Once these reports are submitted online, they are sent to the building principal at which the bullying or harassment was reported, as well as to Thompson and Lyons. Thompson explained that they give some time for the principal to address the issue before following up about how the problem is being addressed. These reports also create a paper trail documenting instances of bullying.
As for the negative side of technology, social media can also become a place where kids can be harassed. When that happens, the schools encourage kids to refrain from getting on social media. “We encourage the parents and kids to stay off and deal with the situation,” Lyons said.
Lyons also noted that this can even rise to the level of criminal telecommunications harassment if the online harassment escalates that far.
With the new role of social media in the people’s every day lives, Thompson said that it was important for parents to be aware of how social media works and how online harassment can occur. Earlier this year, PCS was able to partner with the Piqua Christian Life Center, which held a seminar on “Parenting in the Age of Social Media.” The seminar taught parents about various forms of social media and ways they can deal with online harassment.

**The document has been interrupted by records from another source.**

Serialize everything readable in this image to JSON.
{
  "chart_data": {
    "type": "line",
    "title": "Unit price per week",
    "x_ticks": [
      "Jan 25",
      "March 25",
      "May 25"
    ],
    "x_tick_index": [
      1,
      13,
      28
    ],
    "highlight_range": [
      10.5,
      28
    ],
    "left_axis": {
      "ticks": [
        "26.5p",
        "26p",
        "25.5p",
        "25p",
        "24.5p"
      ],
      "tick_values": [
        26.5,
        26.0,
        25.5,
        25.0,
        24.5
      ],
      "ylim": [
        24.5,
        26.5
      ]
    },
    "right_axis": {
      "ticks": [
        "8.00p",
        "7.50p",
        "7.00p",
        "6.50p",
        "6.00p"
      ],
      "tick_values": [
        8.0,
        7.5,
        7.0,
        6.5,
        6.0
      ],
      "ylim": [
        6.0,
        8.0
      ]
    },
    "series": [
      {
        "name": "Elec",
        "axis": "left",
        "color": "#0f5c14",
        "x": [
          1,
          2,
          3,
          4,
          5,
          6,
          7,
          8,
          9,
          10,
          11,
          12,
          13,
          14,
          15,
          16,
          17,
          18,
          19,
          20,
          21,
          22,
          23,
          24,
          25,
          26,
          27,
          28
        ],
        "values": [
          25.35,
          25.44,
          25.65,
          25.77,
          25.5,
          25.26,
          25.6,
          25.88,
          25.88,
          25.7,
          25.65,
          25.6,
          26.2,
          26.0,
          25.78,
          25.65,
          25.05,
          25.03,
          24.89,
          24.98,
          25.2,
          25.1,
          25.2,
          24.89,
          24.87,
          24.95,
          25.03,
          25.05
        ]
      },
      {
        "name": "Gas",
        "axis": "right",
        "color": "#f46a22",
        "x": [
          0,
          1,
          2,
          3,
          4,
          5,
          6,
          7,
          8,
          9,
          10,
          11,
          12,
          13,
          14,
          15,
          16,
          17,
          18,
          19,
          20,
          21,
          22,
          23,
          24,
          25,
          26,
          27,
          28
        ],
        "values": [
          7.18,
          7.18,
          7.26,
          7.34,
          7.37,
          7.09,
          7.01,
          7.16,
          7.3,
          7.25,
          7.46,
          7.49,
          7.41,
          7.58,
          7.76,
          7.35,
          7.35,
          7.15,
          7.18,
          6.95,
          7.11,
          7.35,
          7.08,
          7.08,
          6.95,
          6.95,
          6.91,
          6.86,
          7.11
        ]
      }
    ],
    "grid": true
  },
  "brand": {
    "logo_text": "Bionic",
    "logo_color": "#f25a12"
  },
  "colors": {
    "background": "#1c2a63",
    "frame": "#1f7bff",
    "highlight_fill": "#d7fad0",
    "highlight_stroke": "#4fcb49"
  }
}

“It was a great kind of proactive piece,” Thompson said.
It was eye-opener for some parents, as Thompson noted that the parents were able to learn about “some things they just weren’t aware of.”
For extreme cases of bullying in Piqua schools, they also have a crisis response team made up of Thompson and Lyons along with representatives from other organizations in the community, including the Piqua Police Department, the Piqua Fire Department, guidance counselors, a Samaritan Behavioral Health therapist, and members of the juvenile court division.
“Obviously, if we have a situation that is violent, we’re going to get the police involved,” Lyons said. “If we have a situation where it might appear like it’s violent or if it’s a threat of violence, then we’re going to bring that team together and really evaluate what the impact’s going to be on the school itself and then the district … How much of an impact is it going to have on our kids? Is there a safety issue?”
Thompson added that the team will also evaluate if the situation poses a high or low risk to students and the school, which can even result in the police conducting their own investigation.
“If it were then to come to like an expulsion hearing, that’s very valuable information for me to have,” Thompson said. “I have the severity of it. I know the extent to which I need to go, and then sometimes we will put measures in place if a student is suspended or expelled. There has to be a transition plan back into the school.”
Thompson said that could involve the student receiving counseling or seeing a medical professional before being readmitted into the schools.
They also explained that it is a process to figure out the best way to deal with the situation, whether they use only discipline or a combination of responses that could also involve counseling. The school administration is not always able to divulge their response to a bullying situation, even to the victim or parent of the victim, if confidentiality issues are in play. PCS reports on the number of bullying reports that are filed with the schools, though, twice a year — once at the December board of education meeting, then again at the June board meeting after the school year is over.
Overall, Thompson said bullying is a discussion that all schools are having. While not every school may have the perfect, most effective response to bullying, Thompson said Piqua schools are committed to taking a proactive approach to bullying.